On Tue, Jul 23, 2002 at 07:56:30PM +0200, Axel H Horns wrote:

Hallo Axel,

[...]

> Also sprechen wir auch _nicht_ von Patentanspruechen wie 
> 
> "Musikstueck, gekennzeichnet durch folgende Folge von Noten:
> 
> (Note), (Note), ..., (Note)"

Das würde niemand haben wollen. Es wären Strukturen, die man
patentieren wollte, genau wie bei Computerprogramme:

Lied, aus Melodiestücken A, B, C aus jeweils 4 Takten, die in
nach folgenden Mustern angeordnet sind.

Ich kenne mich mit Musik nicht aus, aber Leute, die das tun,
können sicher allgemeine nichttrivale Kompositionstechniken
angegen, die man hier patentieren lassen könnte.

> 
> Wir sprechen demgegenueber hier von CII-Anspruechen wie:
> 
> "Vorrichtung zum Steuern einer Rolltreppe, umfassend
> 
> a) eine Steuerungseinheit,
> 
> [...]
> 
> f) wobei die Steuerungseinheit eine CPU aufweist,
> 
> g) wobei die Steuerungseinheit folgendes macht: (es folgt eine 
> funktionale Angabe von weiteren Merkmalen)"
 
JPEG wäre aber eher in der Art von:

a) die Steuereinheit macht folgendes:
...

Sprich der ganze Kram, der Bezug auf irgendwelche technischen
Elemente außerhalb der Steuerungseinheit Bezug nimmt, würde
fehlen.

Oder würdest Du sagen, daß im Falle eines JPEG oder RSA-Patents
keine computer-implementierbare Erfindung vorliegt? Dann hätte
ich Deine Postings hier mißverstanden.

> Ein Analogon waere _versuchsweise_
> 
> "Musikerzeugungsvorrichtung, umfassend
> 
> a) einen Resonanzkoerper,
> 
> b) mindestens 8 Saiten folgender Tonlagen ..."

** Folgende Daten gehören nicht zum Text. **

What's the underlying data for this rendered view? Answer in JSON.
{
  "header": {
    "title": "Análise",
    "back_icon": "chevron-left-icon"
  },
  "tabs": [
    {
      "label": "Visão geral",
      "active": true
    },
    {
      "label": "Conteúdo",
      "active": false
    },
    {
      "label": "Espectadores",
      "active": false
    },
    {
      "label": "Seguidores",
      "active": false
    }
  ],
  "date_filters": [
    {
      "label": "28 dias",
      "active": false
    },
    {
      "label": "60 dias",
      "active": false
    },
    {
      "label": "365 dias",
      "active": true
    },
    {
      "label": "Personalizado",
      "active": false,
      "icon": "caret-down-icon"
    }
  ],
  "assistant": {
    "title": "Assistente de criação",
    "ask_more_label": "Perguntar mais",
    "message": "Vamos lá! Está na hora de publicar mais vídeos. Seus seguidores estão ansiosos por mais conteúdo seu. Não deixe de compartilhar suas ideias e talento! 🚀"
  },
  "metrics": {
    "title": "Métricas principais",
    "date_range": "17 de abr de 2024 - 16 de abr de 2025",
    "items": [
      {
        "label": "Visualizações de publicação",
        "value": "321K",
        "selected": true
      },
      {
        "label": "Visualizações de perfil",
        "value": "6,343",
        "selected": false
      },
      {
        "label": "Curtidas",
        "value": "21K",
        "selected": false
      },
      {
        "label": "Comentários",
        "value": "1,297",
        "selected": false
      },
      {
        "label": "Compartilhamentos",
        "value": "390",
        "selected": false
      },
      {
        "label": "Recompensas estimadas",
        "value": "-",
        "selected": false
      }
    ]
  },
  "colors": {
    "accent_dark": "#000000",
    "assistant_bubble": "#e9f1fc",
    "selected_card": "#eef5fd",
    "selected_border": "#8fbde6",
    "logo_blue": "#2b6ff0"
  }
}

Das führt in die Irre. Patente auf CII fangen ja auch nicht an mit:

a) Prozessor

b) mindestens 8 Register

c) ...

sondern beziehen sich allgemein auf beliebige Rechenmaschinen.

> Hmmm. Und nun weiss ich nicht weiter: Wie soll ich die Noten eines 
> bestimmten Musikstueckes in diesen Anspruch aufnehmen, wenn die 
> "Hardware" z.B. eine Violine ist? Es geht einfach nicht. Die Noten 
> werden vom Menschen verarbeitet, die Violine ist kein "Prozessor".

Doch, das wesentliche was die Violine macht, ist Informations-
verarbeitung. Nämlich die eingegebene Notenfolge in den
charakterischen Klang einer Violine umzurechnen. Schallerzeugung
kommt dann noch dazu. (Also Prozessor mit integrierten
Lautsprecher und fester Firmware).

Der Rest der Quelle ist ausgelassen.